Fern jeder Beliebigkeit

Andrea Richter


Wallis Bird & Spark, Pressefoto: Gregor Hohenberg

Zwischen Spark und Bird hat es gefunkt. Das Kammermusik-Ensemble, das sich selbst als klassische Band bezeichnet, und die irische Singer-Song-Künstlerin Wallis Bird haben ein großartiges, überraschendes Album eingespielt: „Visions of Venus“. Der Titel ist Programm. 18 Stücke von Komponistinnen aus nahezu einem Jahrtausend.

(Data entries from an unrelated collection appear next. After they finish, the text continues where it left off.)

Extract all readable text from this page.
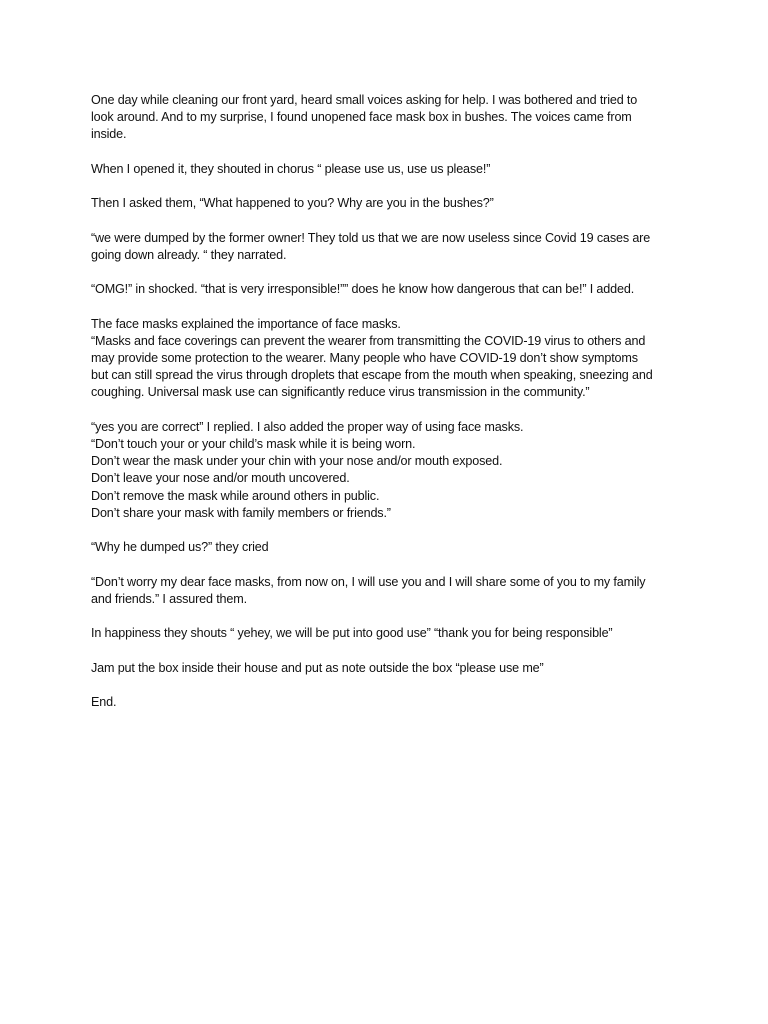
One day while cleaning our front yard, heard small voices asking for help. I was bothered and tried to
look around. And to my surprise, I found unopened face mask box in bushes. The voices came from
inside.

When I opened it, they shouted in chorus “ please use us, use us please!”

Then I asked them, “What happened to you? Why are you in the bushes?”

“we were dumped by the former owner! They told us that we are now useless since Covid 19 cases are
going down already. “ they narrated.

“OMG!” in shocked. “that is very irresponsible!”” does he know how dangerous that can be!” I added.

The face masks explained the importance of face masks.
“Masks and face coverings can prevent the wearer from transmitting the COVID-19 virus to others and
may provide some protection to the wearer. Many people who have COVID-19 don’t show symptoms
but can still spread the virus through droplets that escape from the mouth when speaking, sneezing and
coughing. Universal mask use can significantly reduce virus transmission in the community.”

“yes you are correct” I replied. I also added the proper way of using face masks.
“Don’t touch your or your child’s mask while it is being worn.
Don’t wear the mask under your chin with your nose and/or mouth exposed.
Don’t leave your nose and/or mouth uncovered.
Don’t remove the mask while around others in public.
Don’t share your mask with family members or friends.”

“Why he dumped us?” they cried

“Don’t worry my dear face masks, from now on, I will use you and I will share some of you to my family
and friends.” I assured them.

In happiness they shouts “ yehey, we will be put into good use” “thank you for being responsible”

Jam put the box inside their house and put as note outside the box “please use me”

End.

Bestechend sind neben der Auswahl der Stücke die Arrangements und vor allem das hohe künstlerische Niveau, in dem sich vermeintlich Unzusammengehörendes von Epochen, Stilen und Genres vereinen, meint Andrea Richter.

 

„Now the revolution is here, look up boys …” rockt Wallis Bird im ersten, Titel gebenden Song, den sie selbst geschrieben hat.  Spark fungiert hier als Band der Heute-Zeit. Der Sprung zurück in die Gregorianik zu Hildegard von Bingens „O virtus sapienetiae“ (Oh Kraft des Wissens) aus dem 12. Jahrhundert entfaltet mit seiner Ruhe umso unglaublichere Wirkung. Von Bingen hat seinerzeit lediglich die Noten der Singstimme notiert. Wallis arrangierte das Stück für Spark so, dass eine Flöte sie ohne Worte übernimmt und das Ensemble die sphärische Untermalung gestaltet. In der Komposition „A Mirage“ von der Verfechterin der Frauenemanzipation in den USA, Amy Beach (1876-1944), verwandelt sich die Rockröhre des ersten Songs in eine zarte Liedsängerin mit klassischer Ensemblebegleitung, um als nächstes eine herrlich swingende Cover-Version von Billie Holidays „Now or never“ und Björks „Oceania“ hinzulegen.  „Sicilienne“ heißt die populärste Komposition der blinden und in der Zeit der Wiener Klassik prominenten Klaviervirtuosin Maria Theresia von Paradis (1759-1824). Und so geht der Zug durch die weibliche Musikgeschichte weiter. Natürlich fehlen auch so berühmte Namen wie Clara Schumann, Fanny Hensel, Tori Amos, Janis Joplin u.a. nicht, genauso wenig wie die hierzulande weniger bekannte, einzige Frau der „Groupe des Six“, Germaine Tailleferre, oder Isabella Leonarda aus der Zeit des italienischen Barocks.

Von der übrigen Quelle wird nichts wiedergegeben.